The preacher recounted the biblical story of a man who had been paralyzed for a long time, lying by a pool of water in Jerusalem. His community believed that when the water of the pool was stirred, whoever could get into the water first would be healed. For a man who hadn't moved for 38 years, this proved to be a challenge.

Jesus asked the man a question: "Do you want to be well?" It seemed to me like a strange question. The man answered that he did, but began making excuses about why he couldn't get into the water. Jesus then healed him on the spot.

The preacher turned to us in the crowd and asked the same question. "Do you want to be well?"

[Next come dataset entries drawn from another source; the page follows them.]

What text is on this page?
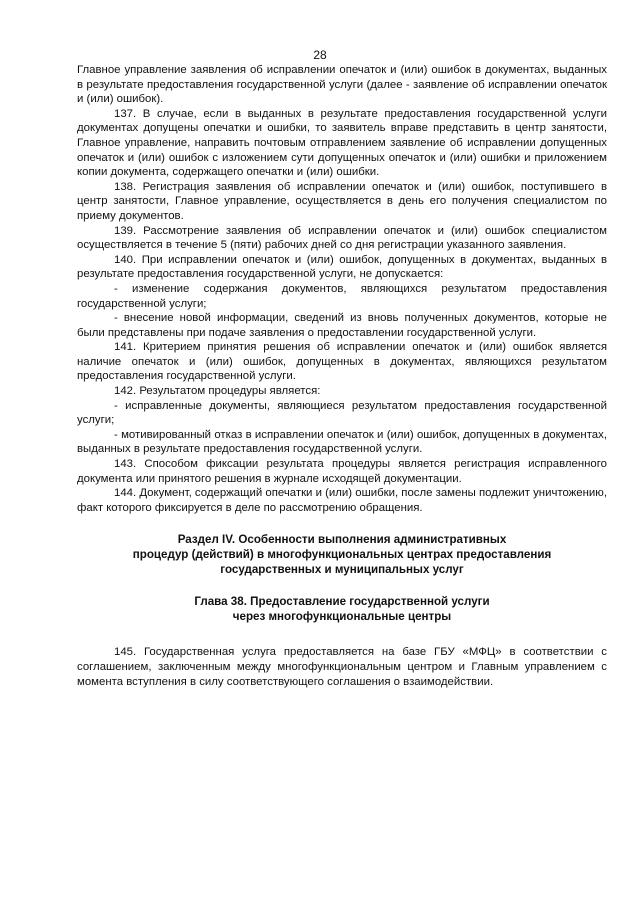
28

Главное управление заявления об исправлении опечаток и (или) ошибок в документах, выданных в результате предоставления государственной услуги (далее - заявление об исправлении опечаток и (или) ошибок).

137. В случае, если в выданных в результате предоставления государственной услуги документах допущены опечатки и ошибки, то заявитель вправе представить в центр занятости, Главное управление, направить почтовым отправлением заявление об исправлении допущенных опечаток и (или) ошибок с изложением сути допущенных опечаток и (или) ошибки и приложением копии документа, содержащего опечатки и (или) ошибки.

138. Регистрация заявления об исправлении опечаток и (или) ошибок, поступившего в центр занятости, Главное управление, осуществляется в день его получения специалистом по приему документов.

139. Рассмотрение заявления об исправлении опечаток и (или) ошибок специалистом осуществляется в течение 5 (пяти) рабочих дней со дня регистрации указанного заявления.

140. При исправлении опечаток и (или) ошибок, допущенных в документах, выданных в результате предоставления государственной услуги, не допускается:

- изменение содержания документов, являющихся результатом предоставления государственной услуги;

- внесение новой информации, сведений из вновь полученных документов, которые не были представлены при подаче заявления о предоставлении государственной услуги.

141. Критерием принятия решения об исправлении опечаток и (или) ошибок является наличие опечаток и (или) ошибок, допущенных в документах, являющихся результатом предоставления государственной услуги.

142. Результатом процедуры является:

- исправленные документы, являющиеся результатом предоставления государственной услуги;

- мотивированный отказ в исправлении опечаток и (или) ошибок, допущенных в документах, выданных в результате предоставления государственной услуги.

143. Способом фиксации результата процедуры является регистрация исправленного документа или принятого решения в журнале исходящей документации.

144. Документ, содержащий опечатки и (или) ошибки, после замены подлежит уничтожению, факт которого фиксируется в деле по рассмотрению обращения.

Раздел IV. Особенности выполнения административных
процедур (действий) в многофункциональных центрах предоставления
государственных и муниципальных услуг
Глава 38. Предоставление государственной услуги
через многофункциональные центры

145. Государственная услуга предоставляется на базе ГБУ «МФЦ» в соответствии с соглашением, заключенным между многофункциональным центром и Главным управлением с момента вступления в силу соответствующего соглашения о взаимодействии.
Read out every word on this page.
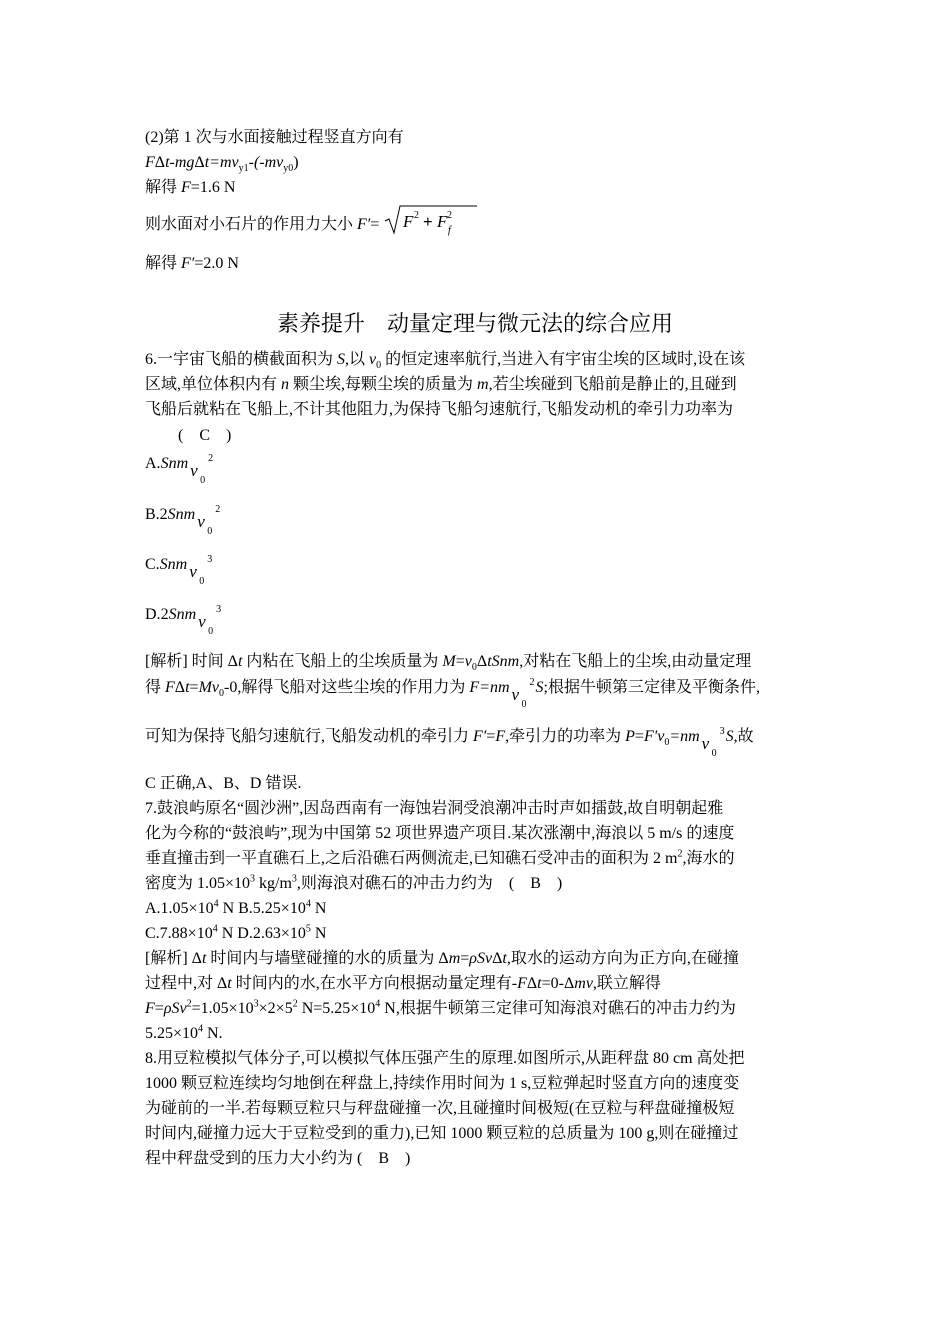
(2)第 1 次与水面接触过程竖直方向有
FΔt-$mg\Delta t=mv_{y1}-(-mv_{y0})$
解得 F=1.6 N
则水面对小石片的作用力大小 F′= F 2 + F 2
f
解得 F′=2.0 N
素养提升　动量定理与微元法的综合应用
6.一宇宙飞船的横截面积为 S,以 $v_0$ 的恒定速率航行,当进入有宇宙尘埃的区域时,设在该
区域,单位体积内有 n 颗尘埃,每颗尘埃的质量为 m,若尘埃碰到飞船前是静止的,且碰到
飞船后就粘在飞船上,不计其他阻力,为保持飞船匀速航行,飞船发动机的牵引力功率为
(　C　)
A.Snm v
0
2
B.2Snm v
0
2
C.Snm v
0
3
D.2Snm v
0
3
[解析] 时间 Δt 内粘在飞船上的尘埃质量为 $M=v_0\Delta tSnm$,对粘在飞船上的尘埃,由动量定理
得 $F\Delta t=Mv_0-0$,解得飞船对这些尘埃的作用力为 F=nm v
0
2 S;根据牛顿第三定律及平衡条件,
可知为保持飞船匀速航行,飞船发动机的牵引力 F′=F,牵引力的功率为 $P=F'v_0=nm$ v
0
3 S,故
C 正确,A、B、D 错误.
7.鼓浪屿原名“圆沙洲”,因岛西南有一海蚀岩洞受浪潮冲击时声如擂鼓,故自明朝起雅
化为今称的“鼓浪屿”,现为中国第 52 项世界遗产项目.某次涨潮中,海浪以 5 m/s 的速度
垂直撞击到一平直礁石上,之后沿礁石两侧流走,已知礁石受冲击的面积为 2 $m^2$,海水的
密度为 $1.05\times 10^3$ $kg/m^3$,则海浪对礁石的冲击力约为　(　B　)
$A.1.05\times 10^4$ N $B.5.25\times 10^4$ N
$C.7.88\times 10^4$ N $D.2.63\times 10^5$ N
[解析] Δt 时间内与墙壁碰撞的水的质量为 Δm=ρSvΔt,取水的运动方向为正方向,在碰撞
过程中,对 Δt 时间内的水,在水平方向根据动量定理有-FΔt=0-Δmv,联立解得
$F=\rho Sv^2=1.05\times 10^3\times 2\times 5^2$ $N=5.25\times 10^4$ N,根据牛顿第三定律可知海浪对礁石的冲击力约为
$5.25\times 10^4$ N.
8.用豆粒模拟气体分子,可以模拟气体压强产生的原理.如图所示,从距秤盘 80 cm 高处把
1000 颗豆粒连续均匀地倒在秤盘上,持续作用时间为 1 s,豆粒弹起时竖直方向的速度变
为碰前的一半.若每颗豆粒只与秤盘碰撞一次,且碰撞时间极短(在豆粒与秤盘碰撞极短
时间内,碰撞力远大于豆粒受到的重力),已知 1000 颗豆粒的总质量为 100 g,则在碰撞过
程中秤盘受到的压力大小约为 (　B　)
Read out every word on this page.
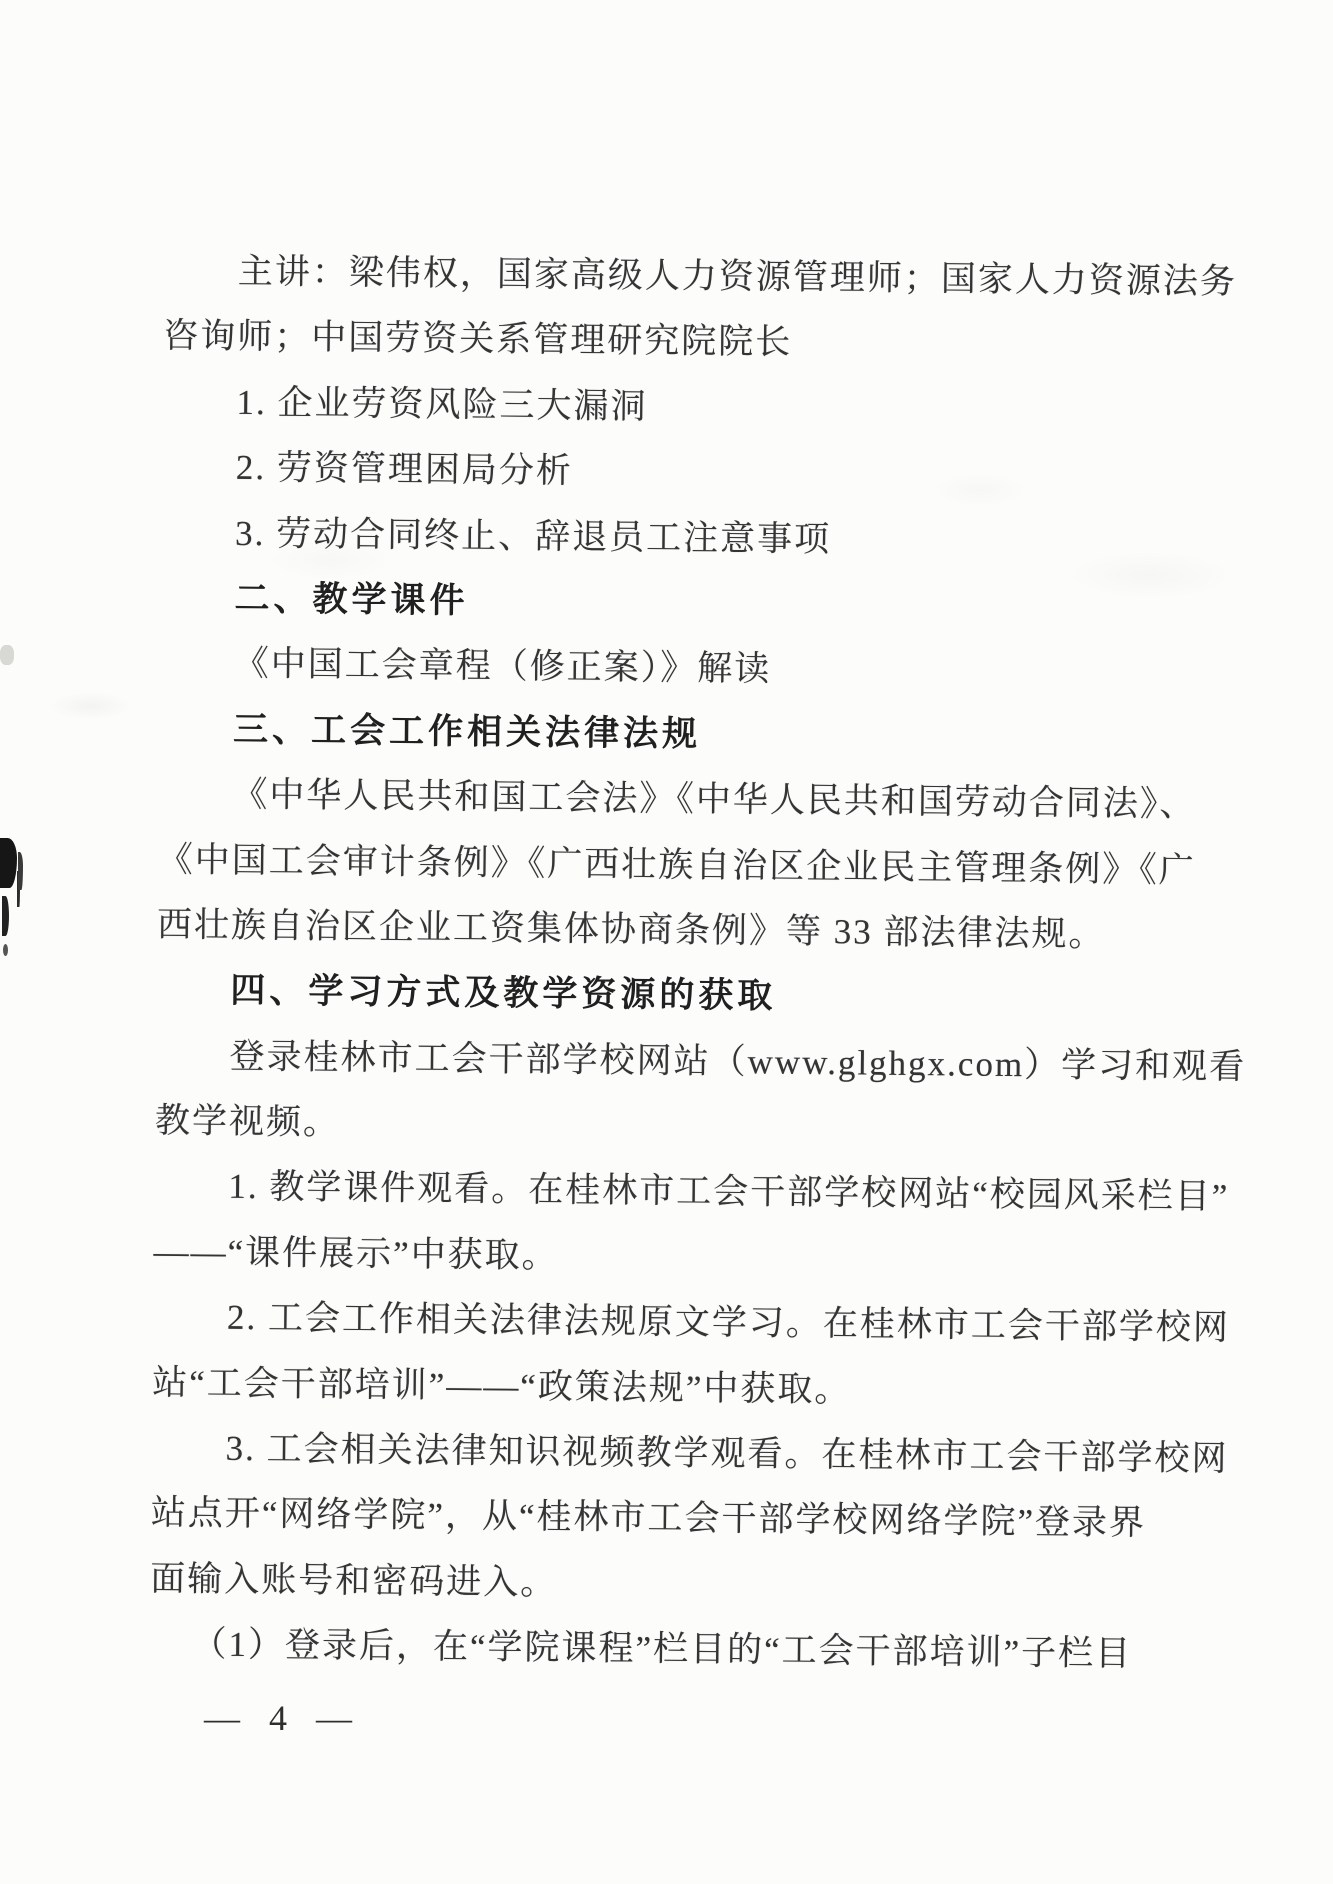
主讲：梁伟权，国家高级人力资源管理师；国家人力资源法务
咨询师；中国劳资关系管理研究院院长
1. 企业劳资风险三大漏洞
2. 劳资管理困局分析
3. 劳动合同终止、辞退员工注意事项
二、教学课件
《中国工会章程（修正案）》解读
三、工会工作相关法律法规
《中华人民共和国工会法》《中华人民共和国劳动合同法》、
《中国工会审计条例》《广西壮族自治区企业民主管理条例》《广
西壮族自治区企业工资集体协商条例》等 33 部法律法规。
四、学习方式及教学资源的获取
登录桂林市工会干部学校网站（www.glghgx.com）学习和观看
教学视频。
1. 教学课件观看。在桂林市工会干部学校网站“校园风采栏目”
——“课件展示”中获取。
2. 工会工作相关法律法规原文学习。在桂林市工会干部学校网
站“工会干部培训”——“政策法规”中获取。
3. 工会相关法律知识视频教学观看。在桂林市工会干部学校网
站点开“网络学院”，从“桂林市工会干部学校网络学院”登录界
面输入账号和密码进入。
（1）登录后，在“学院课程”栏目的“工会干部培训”子栏目
— 4 —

All my life I had been paralyzed by fear, by depression, by pride. And I always had an excuse for why I did what I did. The preacher cut through all of that by repeating the question that Jesus asked the man. I remember vividly thinking, If Jesus will heal me, I want to be well.

That night, I didn't pray a special prayer or speak in tongues or fill out a card or even cry. But I did ask Jesus to make me well. It was a quiet moment between the Lord and me, but that day he began to open my eyes, open my ears, and soften my heart. He made me his own.

Old sins die hard, and without much discipleship early on, my first years as a believer were a little unstable. But the God who justifies us also sanctifies us, and at the right time, he brought into my life wise and faithful men to correct me and disciple me. Over the next few years I began to realize that my sins were forgiven, not because of anything I had done but because of what Jesus accomplished on the cross. I learned that I was called to live for him day in and day out, not just when I found it convenient. God had purchased me completely, not just partially, and because of that my life was no longer my own. I belonged to him.

Because of Jesus, I learned to face the consequences of killing my friend—which included five years of probation and community service—with courage. I began to stand in front of other teenagers and talk to them about making good choices and the foolishness of drinking and driving. God turned my desires to make much of myself into a desire to make much of him. He enabled me to use my past and experiences to encourage others away from sin and toward Jesus. He transformed me, empty and lost and alone, into his very son, forgiven, full of hope and purpose. It has been a long and bumpy road for sure, but God has changed me and is still changing me.

While I still lack answers, I am confident that Jesus is the Son of God, that he is able to forgive sins, and that he is in the business of making broken people brand new.